Translation Standards

Translation Standards

 For this publication of the English version, the translation was conducted according to the following standards.

1. While proceeding with the basic goal of providing a translation that accurately reflects the original source material, efforts are also being made to employ terms and expressions that will help make the contents more accessible to non-Japanese readers who may not be familiar with specific details of Japanese culture and history, especially those relating to Nagasaki. For this reason, in some instances additional explanatory descriptions have been added to the original source material.
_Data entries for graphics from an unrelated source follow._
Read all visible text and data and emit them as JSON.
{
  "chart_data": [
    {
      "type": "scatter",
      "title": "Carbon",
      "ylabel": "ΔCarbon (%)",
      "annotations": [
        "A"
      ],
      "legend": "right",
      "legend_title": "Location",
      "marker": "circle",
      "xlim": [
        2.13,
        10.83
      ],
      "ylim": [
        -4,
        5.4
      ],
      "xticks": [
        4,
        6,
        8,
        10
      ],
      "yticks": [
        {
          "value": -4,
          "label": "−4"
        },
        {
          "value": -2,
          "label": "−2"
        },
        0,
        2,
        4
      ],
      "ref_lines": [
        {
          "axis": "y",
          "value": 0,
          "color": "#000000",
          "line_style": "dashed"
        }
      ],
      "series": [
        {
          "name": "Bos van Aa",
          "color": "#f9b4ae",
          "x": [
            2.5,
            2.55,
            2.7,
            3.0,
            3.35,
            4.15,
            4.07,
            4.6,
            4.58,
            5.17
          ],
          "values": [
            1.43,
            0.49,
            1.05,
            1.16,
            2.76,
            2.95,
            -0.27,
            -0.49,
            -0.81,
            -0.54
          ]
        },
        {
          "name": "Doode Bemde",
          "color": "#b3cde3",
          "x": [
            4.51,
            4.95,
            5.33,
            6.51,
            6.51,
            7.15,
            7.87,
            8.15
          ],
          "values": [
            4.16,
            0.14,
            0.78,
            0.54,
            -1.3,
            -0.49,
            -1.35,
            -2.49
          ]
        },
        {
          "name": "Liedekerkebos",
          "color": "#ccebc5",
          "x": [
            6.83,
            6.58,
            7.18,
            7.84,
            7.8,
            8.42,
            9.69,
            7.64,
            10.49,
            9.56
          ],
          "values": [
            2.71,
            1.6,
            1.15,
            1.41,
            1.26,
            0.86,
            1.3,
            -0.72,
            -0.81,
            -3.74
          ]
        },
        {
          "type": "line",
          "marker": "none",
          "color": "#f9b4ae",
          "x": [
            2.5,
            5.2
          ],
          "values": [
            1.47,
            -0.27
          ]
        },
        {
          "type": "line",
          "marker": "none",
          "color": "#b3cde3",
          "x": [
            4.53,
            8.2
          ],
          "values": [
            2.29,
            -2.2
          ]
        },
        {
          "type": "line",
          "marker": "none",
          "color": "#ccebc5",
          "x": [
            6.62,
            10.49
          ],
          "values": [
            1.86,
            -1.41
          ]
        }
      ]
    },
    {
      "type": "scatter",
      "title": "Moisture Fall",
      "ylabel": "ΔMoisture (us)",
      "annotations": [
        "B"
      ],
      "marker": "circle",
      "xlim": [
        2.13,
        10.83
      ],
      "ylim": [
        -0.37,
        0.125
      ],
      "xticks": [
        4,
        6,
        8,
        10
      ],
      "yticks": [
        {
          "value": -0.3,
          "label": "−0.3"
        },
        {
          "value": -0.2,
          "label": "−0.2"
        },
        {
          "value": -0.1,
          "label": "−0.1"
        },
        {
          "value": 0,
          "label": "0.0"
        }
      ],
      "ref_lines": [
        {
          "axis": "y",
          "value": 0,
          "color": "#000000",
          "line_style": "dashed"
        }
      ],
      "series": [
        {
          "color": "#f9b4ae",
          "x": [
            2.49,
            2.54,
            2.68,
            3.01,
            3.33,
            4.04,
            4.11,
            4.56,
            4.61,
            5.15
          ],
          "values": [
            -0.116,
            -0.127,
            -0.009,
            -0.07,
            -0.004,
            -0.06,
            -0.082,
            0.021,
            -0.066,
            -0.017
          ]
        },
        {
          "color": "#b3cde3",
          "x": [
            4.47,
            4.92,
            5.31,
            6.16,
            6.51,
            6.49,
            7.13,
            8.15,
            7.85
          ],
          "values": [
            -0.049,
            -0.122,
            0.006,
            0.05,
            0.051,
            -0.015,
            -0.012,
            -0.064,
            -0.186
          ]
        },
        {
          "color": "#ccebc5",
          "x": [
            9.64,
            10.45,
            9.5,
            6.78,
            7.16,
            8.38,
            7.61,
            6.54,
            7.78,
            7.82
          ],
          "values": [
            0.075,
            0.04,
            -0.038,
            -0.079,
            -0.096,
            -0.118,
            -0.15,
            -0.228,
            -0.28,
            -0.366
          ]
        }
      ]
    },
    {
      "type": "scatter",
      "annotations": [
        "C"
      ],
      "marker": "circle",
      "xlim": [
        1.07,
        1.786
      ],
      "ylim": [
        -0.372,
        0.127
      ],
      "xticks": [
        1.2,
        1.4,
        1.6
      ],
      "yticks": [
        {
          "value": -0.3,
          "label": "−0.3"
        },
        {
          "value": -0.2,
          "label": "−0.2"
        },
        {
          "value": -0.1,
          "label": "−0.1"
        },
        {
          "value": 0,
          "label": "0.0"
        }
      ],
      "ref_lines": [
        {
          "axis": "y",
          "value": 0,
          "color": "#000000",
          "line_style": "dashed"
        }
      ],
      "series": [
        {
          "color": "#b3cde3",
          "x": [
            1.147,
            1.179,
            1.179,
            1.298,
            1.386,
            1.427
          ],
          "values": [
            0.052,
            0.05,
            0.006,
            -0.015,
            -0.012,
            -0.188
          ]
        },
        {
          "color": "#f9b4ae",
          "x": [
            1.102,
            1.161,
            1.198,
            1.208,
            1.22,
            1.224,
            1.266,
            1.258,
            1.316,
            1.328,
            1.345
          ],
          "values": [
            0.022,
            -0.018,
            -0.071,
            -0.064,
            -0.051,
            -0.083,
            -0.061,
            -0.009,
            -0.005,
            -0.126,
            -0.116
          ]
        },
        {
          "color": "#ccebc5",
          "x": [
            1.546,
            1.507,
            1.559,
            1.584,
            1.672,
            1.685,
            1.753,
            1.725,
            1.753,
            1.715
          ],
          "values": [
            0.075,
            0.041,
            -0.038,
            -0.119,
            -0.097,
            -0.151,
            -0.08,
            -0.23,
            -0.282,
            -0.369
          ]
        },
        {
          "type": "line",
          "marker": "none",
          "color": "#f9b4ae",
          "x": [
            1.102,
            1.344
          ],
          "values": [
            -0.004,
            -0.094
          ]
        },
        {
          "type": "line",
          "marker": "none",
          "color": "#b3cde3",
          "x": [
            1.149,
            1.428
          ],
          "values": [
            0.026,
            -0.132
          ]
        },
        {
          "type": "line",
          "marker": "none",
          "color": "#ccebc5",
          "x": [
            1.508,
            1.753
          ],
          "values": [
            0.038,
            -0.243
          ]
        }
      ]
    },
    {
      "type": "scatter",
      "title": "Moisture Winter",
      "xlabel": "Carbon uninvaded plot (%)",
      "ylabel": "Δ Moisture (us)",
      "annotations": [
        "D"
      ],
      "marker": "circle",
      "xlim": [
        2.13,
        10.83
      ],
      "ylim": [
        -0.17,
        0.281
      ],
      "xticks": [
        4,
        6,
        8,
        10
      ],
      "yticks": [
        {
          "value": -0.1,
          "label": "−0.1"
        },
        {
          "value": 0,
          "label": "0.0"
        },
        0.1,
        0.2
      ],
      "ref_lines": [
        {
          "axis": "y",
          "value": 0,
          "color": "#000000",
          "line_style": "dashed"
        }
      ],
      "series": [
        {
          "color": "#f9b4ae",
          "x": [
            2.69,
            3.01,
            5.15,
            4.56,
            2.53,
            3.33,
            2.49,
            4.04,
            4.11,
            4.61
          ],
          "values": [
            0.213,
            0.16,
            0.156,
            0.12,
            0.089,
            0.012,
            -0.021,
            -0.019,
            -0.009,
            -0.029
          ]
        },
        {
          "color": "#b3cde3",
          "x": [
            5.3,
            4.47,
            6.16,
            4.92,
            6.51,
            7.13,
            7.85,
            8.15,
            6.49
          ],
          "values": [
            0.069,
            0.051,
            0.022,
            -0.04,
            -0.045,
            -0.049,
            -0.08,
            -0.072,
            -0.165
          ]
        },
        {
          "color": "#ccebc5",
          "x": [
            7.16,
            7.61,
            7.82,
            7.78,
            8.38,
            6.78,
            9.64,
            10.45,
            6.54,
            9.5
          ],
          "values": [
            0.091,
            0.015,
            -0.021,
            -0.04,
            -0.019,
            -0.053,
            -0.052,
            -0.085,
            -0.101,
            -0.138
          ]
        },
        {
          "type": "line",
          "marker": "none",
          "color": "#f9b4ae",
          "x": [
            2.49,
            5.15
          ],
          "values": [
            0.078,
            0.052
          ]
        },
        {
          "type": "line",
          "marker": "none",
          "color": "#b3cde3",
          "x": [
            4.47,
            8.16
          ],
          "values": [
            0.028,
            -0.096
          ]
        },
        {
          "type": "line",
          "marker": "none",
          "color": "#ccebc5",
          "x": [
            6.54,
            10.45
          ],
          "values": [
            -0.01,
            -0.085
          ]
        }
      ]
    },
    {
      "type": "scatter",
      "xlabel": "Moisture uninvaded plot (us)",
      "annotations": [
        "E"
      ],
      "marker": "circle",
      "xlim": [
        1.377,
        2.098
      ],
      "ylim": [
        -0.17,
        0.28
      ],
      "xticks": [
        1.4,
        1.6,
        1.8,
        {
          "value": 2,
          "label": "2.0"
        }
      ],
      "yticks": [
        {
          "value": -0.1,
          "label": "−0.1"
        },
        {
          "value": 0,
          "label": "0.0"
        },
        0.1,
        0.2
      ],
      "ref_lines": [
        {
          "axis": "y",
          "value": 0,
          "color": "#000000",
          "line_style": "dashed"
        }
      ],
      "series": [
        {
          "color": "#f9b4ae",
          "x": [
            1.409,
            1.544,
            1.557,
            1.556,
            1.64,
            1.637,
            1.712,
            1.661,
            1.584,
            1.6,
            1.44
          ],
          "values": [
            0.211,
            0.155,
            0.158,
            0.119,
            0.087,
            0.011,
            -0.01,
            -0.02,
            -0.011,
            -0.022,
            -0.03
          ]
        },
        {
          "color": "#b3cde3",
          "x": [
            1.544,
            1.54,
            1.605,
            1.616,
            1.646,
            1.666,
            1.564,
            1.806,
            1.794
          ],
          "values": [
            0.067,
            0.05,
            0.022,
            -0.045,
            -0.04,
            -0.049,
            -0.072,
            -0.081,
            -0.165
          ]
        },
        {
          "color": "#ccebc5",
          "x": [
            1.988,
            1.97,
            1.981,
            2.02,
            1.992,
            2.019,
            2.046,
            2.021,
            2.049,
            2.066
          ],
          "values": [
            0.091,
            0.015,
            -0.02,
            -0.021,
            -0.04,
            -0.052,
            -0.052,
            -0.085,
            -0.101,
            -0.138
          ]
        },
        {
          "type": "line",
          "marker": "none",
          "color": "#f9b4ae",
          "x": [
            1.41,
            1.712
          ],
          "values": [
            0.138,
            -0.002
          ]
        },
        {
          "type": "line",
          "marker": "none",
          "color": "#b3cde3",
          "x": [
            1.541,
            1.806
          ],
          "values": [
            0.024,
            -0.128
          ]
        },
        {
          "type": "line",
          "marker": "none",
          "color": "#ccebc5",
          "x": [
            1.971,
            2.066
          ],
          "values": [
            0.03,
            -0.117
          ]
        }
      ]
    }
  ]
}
2. To provide a translation that will meet academic standards, material excerpted from other sources will be cited in detail, in as much as this is possible. Excerpts from English publications which were translated into Japanese for use in the source material have been reprinted in the original English whenever possible. For instances when the original publications could not be located, these passages have been translated back into English.

3. All terms are written as they appear in the American lexicon. (The proper noun World War I, for example.)

4. As the source material was published on the sixtieth anniversary of the atomic bombing, expressions such as “”Sixty years ago”, “_ _ years from (the date of publication)” and “_ _ years (to the present day)” were used within. For this translation, such expressions have been revised, so that “The atomic bombing of sixty years ago,” for example, has been replaced with “The atomic bombing of 1945.”

5. Japanese names are written in the order they appear in Japanese, with the surname followed by the given name.

6. Efforts were made to investigate the correct readings for all Japanese personal names, but in cases where confirmation could not be made we have used the readings considered most likely.

7. Italics are used for Japanese nouns that are to be read according to Japanese pronunciation (Nagasaki shisei rokujūgonenshi, for example), and macrons are used as needed for Japanese place names and personal names.